Billionaire investor Wilbur Ross easily won confirmation as U.S. commerce secretary on Monday, clearing President Donald Trump's top trade official to start work on renegotiating trade relationships with China and Mexico.
The U.S. Senate voted 72-27 to confirm the 79-year-old corporate turnaround expert's nomination, with strong support from Democrats.
Ross is set to become an influential voice in Trump's economic team after helping shape the president's opposition to multilateral free trade deals such as the now-scrapped Trans-Pacific Partnership.
Ross drew votes from 19 Democrats and one independent, partly because of an endorsement from the United Steelworkers union for his efforts in restructuring bankrupt steel companies in the early 2000s, which saved numerous plants and thousands of jobs.
Ross was criticized by some Democrats as another billionaire in a Trump Cabinet that says it is focused on the working class, and for being a "vulture" investor who has eliminated some jobs.
Reuters reported last month that Ross's companies had shipped some 2,700 jobs overseas since 2004.

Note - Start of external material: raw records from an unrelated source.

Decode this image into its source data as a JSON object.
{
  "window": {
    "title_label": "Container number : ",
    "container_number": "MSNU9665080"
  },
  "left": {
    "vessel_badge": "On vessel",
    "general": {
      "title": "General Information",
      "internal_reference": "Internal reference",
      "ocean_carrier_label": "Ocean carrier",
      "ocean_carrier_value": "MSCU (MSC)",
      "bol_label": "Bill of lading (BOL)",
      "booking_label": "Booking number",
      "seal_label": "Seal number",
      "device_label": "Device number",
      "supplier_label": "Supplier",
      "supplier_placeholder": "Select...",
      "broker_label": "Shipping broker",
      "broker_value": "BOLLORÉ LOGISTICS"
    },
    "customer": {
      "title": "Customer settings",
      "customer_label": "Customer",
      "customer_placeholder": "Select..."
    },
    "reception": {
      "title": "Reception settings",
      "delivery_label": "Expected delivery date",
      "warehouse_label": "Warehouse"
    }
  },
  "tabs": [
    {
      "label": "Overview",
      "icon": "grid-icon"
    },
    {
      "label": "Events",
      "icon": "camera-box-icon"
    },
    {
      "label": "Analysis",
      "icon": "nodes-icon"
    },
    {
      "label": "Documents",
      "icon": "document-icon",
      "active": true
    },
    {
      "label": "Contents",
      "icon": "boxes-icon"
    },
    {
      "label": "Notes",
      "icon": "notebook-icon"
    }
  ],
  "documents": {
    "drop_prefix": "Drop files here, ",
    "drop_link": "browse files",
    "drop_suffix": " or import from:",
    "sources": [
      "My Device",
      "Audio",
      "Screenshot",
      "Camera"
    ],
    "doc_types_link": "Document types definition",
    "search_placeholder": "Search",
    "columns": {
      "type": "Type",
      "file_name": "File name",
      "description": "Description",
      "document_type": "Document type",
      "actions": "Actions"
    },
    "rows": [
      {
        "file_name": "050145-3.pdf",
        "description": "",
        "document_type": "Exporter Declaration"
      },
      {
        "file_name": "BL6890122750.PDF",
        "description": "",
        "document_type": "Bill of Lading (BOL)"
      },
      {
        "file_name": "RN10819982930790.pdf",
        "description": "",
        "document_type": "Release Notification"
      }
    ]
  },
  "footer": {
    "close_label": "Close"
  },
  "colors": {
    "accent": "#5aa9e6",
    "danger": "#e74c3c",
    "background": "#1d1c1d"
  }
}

The investor will oversee a sprawling agency with nearly 44,000 employees responsible for combating the dumping of imports below cost into U.S. markets, collecting census and critical economic data, weather forecasting, fisheries management, promoting the United States to foreign investors and regulating the export of sensitive technologies.
While commerce secretaries rarely take the spotlight in Washington, Ross is expected to play an outsize role in pursuing Trump's campaign pledge to slash U.S. trade deficits and bring manufacturing jobs back to America.
Trump has designated Ross to lead the renegotiation of the North American Free Trade Agreement with Mexico and Canada, a job that in past administrations would have been left to the U.S. Trade Representative's office.
Ross will join other major players on the economic team, including Treasury Secretary Steven Mnuchin and Gary Cohn, director of the White House National Economic Council.
Some experts said Ross could serve as a counterweight to advisers such as Peter Navarro, the University of California-Irvine economics professor who heads Trump's newly created White House National Trade Council. Navarro has advocated a controversial 45 percent across-the-board tariff on imports from China that Trump threatened during his campaign.
"I expect that Ross will quickly become the administration's chief trade spokesman, and that Navarro's influence will be felt indirectly, rather than through public statements or testimony," said Gary Hufbauer, a senior fellow and trade expert at the Peterson Institute for International Economics.
At his confirmation hearing, Ross downplayed chances of a trade war with China, while calling it the "most protectionist" large economy. He vowed to level the playing field for U.S. companies competing with Chinese imports and those trying to do business in China's highly restricted economy.
Ross, estimated by Forbes to be worth $2.9 billion, built his fortune in the late 1990s and early 2000s by investing in distressed companies in steel, coal, textiles and auto parts, restructuring them and often benefiting from tariff protections put in place by the Commerce Department.